Polski englisch




When we hear about sensory integration disorders, we see a small child, plugging their ears or nose, crying because their hands are dirty, or being in constant motion, tripping and bumping into objects. This little child will grow up one day, and the disorder, especially if left untreated, will remain, because you don't grow out of sensory integration disorder.


When I was a small child no one had heard of sensory integration disorders. So I was told that I was clumsy because I kept breaking things, dropping things, tripping over things on the straight and narrow. I was also described as a "princess" because I abhorred touching so many objects and textures, I disliked tiring myself and toiling, and preferred static activities. At school I hated team games because I would lose or get hit by a ball, and during lessons I would literally lie on the bench and could not understand how my classmates were sitting up straight. Sensory Integration Disorder made it difficult for me from an early age and unfortunately it still does .... And not only me. There are many people among us who experience difficulties in everyday life, without usually realising that they may be due to a sensory processing disorder


So how can SI disorders manifest themselves in adults?
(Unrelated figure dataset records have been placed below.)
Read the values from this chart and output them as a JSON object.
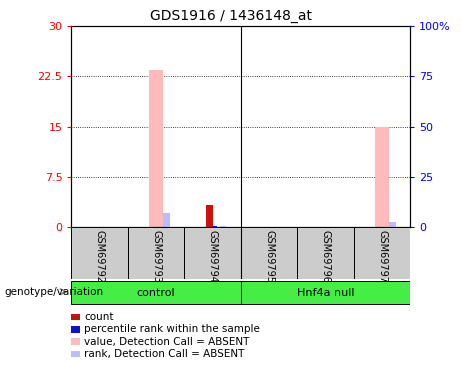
{
  "title": "GDS1916 / 1436148_at",
  "samples": [
    "GSM69792",
    "GSM69793",
    "GSM69794",
    "GSM69795",
    "GSM69796",
    "GSM69797"
  ],
  "group_boundaries": [
    0,
    3,
    6
  ],
  "group_names": [
    "control",
    "Hnf4a null"
  ],
  "group_color": "#44ee44",
  "value_bars": {
    "1": 23.5,
    "5": 15.0
  },
  "rank_bars_pct": {
    "1": 7.0,
    "2": 0.5,
    "5": 2.5
  },
  "count_bars": {
    "2": 3.2
  },
  "percentile_bars_pct": {
    "2": 0.5
  },
  "ylim_left": [
    0,
    30
  ],
  "ylim_right": [
    0,
    100
  ],
  "yticks_left": [
    0,
    7.5,
    15,
    22.5,
    30
  ],
  "ytick_labels_left": [
    "0",
    "7.5",
    "15",
    "22.5",
    "30"
  ],
  "yticks_right": [
    0,
    25,
    50,
    75,
    100
  ],
  "ytick_labels_right": [
    "0",
    "25",
    "50",
    "75",
    "100%"
  ],
  "absent_value_color": "#ffbbbb",
  "absent_rank_color": "#bbbbff",
  "count_color": "#cc1111",
  "percentile_color": "#1111cc",
  "sample_box_color": "#cccccc",
  "legend_items": [
    {
      "color": "#cc1111",
      "label": "count"
    },
    {
      "color": "#1111cc",
      "label": "percentile rank within the sample"
    },
    {
      "color": "#ffbbbb",
      "label": "value, Detection Call = ABSENT"
    },
    {
      "color": "#bbbbff",
      "label": "rank, Detection Call = ABSENT"
    }
  ],
  "group_label": "genotype/variation"
}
- Avoidance of various activities, e.g. flying, swimming, skating or skiing

- A fear of heights or motion sickness

- Avoiding certain places, especially noisy and crowded places such as shopping centres, festivals, concerts and even social events

- Excessive nervousness, irritability, especially when exposed to unpleasant tactile, auditory or olfactory sensations, e.g. when riding public transport, queuing or at a family event

- Avoiding certain foods because of their taste, smell or texture

- Difficulty learning to drive a car or to dance

- Clumsiness and difficulty in learning new motor activities

- Difficulty with physical proximity

- Difficulty with manual activities, such as sewing or handicrafts


As can be seen from these examples, sensory integration disorders in adults can impair functioning in many areas of life - they can hinder private and professional life, affect the way people spend their free time, and limit participation in many activities. They also affect social relationships and emotions. People with sensory integration disorders are often perceived as nervous, temperamental, unorganised, or unsocial. All of this affects their quality of life, their choices, their self-esteem.


The plasticity of the brain allows for sensory integration therapy to be carried out at any age (of course it is most effective with children up to 7 years of age), and although SI therapy for adults is not common in Poland, there are therapists who work with these individuals as well. This therapy is usually different from child therapy, and relies heavily on the therapist's tailored activities for the individual. It is good to know that adults with sensory integration disorders are not left alone and can also count on professional help.